Quanto à localização das lesões verificou-se que 63,6% eram no côndilo femoral medial, 32,5%
no côndilo femoral lateral e 7,3% era bilateral.(24, 25)
Um outro estudo(26)
realizado pelo mesmo autor foi feito para verificar qual a demografia
da OCD nas articulações situadas no tornozelo, cotovelo, pé ou ombro, numa população com as
mesma características dos dois estudos anteriores. Constatou-se que 53,9% dos pacientes eram
do sexo masculino e 46,1% eram do sexo feminino, pelo que 60,2% das lesões eram do lado
direito, enquanto 39,8% eram do lado esquerdo. Dessas lesões 66,4% localizam-se no tornozelo,
estimando-se uma incidência de 4,7/100.000, sendo que 71,8% eram na parte medial do astrágalo
e 22,4% na parte lateral.

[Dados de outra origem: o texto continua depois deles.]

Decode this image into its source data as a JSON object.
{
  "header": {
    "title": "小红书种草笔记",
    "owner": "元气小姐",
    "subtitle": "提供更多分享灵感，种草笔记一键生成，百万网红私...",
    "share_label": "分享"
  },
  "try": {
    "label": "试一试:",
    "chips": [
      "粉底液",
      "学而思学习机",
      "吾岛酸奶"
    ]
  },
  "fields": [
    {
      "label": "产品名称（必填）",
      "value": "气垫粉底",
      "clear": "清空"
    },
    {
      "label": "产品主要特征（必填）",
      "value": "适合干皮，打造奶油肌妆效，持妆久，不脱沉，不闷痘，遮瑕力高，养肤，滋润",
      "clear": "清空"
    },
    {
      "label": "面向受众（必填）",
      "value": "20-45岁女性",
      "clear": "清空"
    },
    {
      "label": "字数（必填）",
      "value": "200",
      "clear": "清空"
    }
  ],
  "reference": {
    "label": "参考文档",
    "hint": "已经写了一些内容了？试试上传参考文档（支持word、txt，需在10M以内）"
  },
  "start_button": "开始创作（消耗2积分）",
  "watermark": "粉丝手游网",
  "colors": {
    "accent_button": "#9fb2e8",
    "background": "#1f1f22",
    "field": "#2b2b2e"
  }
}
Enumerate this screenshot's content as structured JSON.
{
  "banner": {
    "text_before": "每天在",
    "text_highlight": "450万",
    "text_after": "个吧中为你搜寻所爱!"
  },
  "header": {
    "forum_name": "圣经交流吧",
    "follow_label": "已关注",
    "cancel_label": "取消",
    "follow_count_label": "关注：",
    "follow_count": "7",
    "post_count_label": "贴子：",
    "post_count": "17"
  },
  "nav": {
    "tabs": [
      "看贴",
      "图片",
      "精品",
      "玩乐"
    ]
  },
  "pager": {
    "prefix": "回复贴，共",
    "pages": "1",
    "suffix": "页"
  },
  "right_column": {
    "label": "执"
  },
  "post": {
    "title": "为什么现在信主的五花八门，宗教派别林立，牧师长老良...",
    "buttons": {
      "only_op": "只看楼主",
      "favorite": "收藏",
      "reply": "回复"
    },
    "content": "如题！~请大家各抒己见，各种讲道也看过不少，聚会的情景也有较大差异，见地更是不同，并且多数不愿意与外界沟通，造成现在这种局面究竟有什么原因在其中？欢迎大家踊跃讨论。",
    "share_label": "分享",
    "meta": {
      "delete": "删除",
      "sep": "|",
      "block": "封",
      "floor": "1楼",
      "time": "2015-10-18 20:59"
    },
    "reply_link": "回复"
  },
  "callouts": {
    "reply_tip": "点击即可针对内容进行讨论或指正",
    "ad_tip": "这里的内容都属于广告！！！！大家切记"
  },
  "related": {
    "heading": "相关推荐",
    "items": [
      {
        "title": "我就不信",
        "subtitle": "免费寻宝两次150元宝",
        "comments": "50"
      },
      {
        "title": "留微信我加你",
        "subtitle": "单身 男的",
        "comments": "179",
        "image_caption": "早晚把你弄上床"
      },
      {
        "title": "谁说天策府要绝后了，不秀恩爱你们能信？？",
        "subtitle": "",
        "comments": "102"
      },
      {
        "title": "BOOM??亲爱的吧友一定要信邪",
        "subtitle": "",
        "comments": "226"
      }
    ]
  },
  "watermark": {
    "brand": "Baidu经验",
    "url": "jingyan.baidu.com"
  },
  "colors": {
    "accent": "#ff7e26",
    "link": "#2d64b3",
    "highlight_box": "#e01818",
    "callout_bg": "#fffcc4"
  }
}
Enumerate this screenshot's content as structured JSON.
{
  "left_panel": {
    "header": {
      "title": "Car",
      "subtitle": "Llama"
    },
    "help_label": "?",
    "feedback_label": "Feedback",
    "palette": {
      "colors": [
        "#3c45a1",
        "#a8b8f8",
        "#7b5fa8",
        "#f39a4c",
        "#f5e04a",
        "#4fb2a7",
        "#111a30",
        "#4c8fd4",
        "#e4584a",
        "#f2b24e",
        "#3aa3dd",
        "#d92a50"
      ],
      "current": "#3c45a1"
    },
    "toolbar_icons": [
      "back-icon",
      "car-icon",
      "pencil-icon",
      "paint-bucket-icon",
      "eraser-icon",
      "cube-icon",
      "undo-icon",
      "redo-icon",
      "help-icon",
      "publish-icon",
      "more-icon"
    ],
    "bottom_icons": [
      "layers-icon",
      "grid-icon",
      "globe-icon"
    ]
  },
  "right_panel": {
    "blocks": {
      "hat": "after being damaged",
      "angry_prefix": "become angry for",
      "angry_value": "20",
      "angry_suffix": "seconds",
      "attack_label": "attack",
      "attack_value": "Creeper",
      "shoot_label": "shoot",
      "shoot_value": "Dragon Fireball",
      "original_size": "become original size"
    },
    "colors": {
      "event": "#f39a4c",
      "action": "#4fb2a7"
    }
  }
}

Com uma incidência de 2,2/100.000 em todos os pacientes, a OCD no
cotovelo corresponde a 31,3% dessas lesões e 97,5% destas envolviam o capítulo do úmero.
Apenas duas lesões no ombro foram documentadas, correspondendo a 1,6% das lesões
encontradas e ambas envolviam a glenoide. Quanto ao pé foi encontrada uma única lesão que
envolvia uma extremidade do metatarso, estimando-se uma incidência de 0,15/100.000, pelo que
se trata de uma lesão extremamente rara.
6. LOCALIZAÇÃO, SINTOMAS E SINAIS DA OCD
6.1. Joelho
A OCD do joelho pode estar presente em pacientes de todas as idades, contudo é rara em
indivíduos com menos de 10 anos e naqueles com mais de 50 anos de idade. Está documentado
que 50% dos pacientes relatam história prévia de trauma, apesar disso, toda a investigação feita
aponta para que a causa mais plausível seja a de trauma indireto.(27)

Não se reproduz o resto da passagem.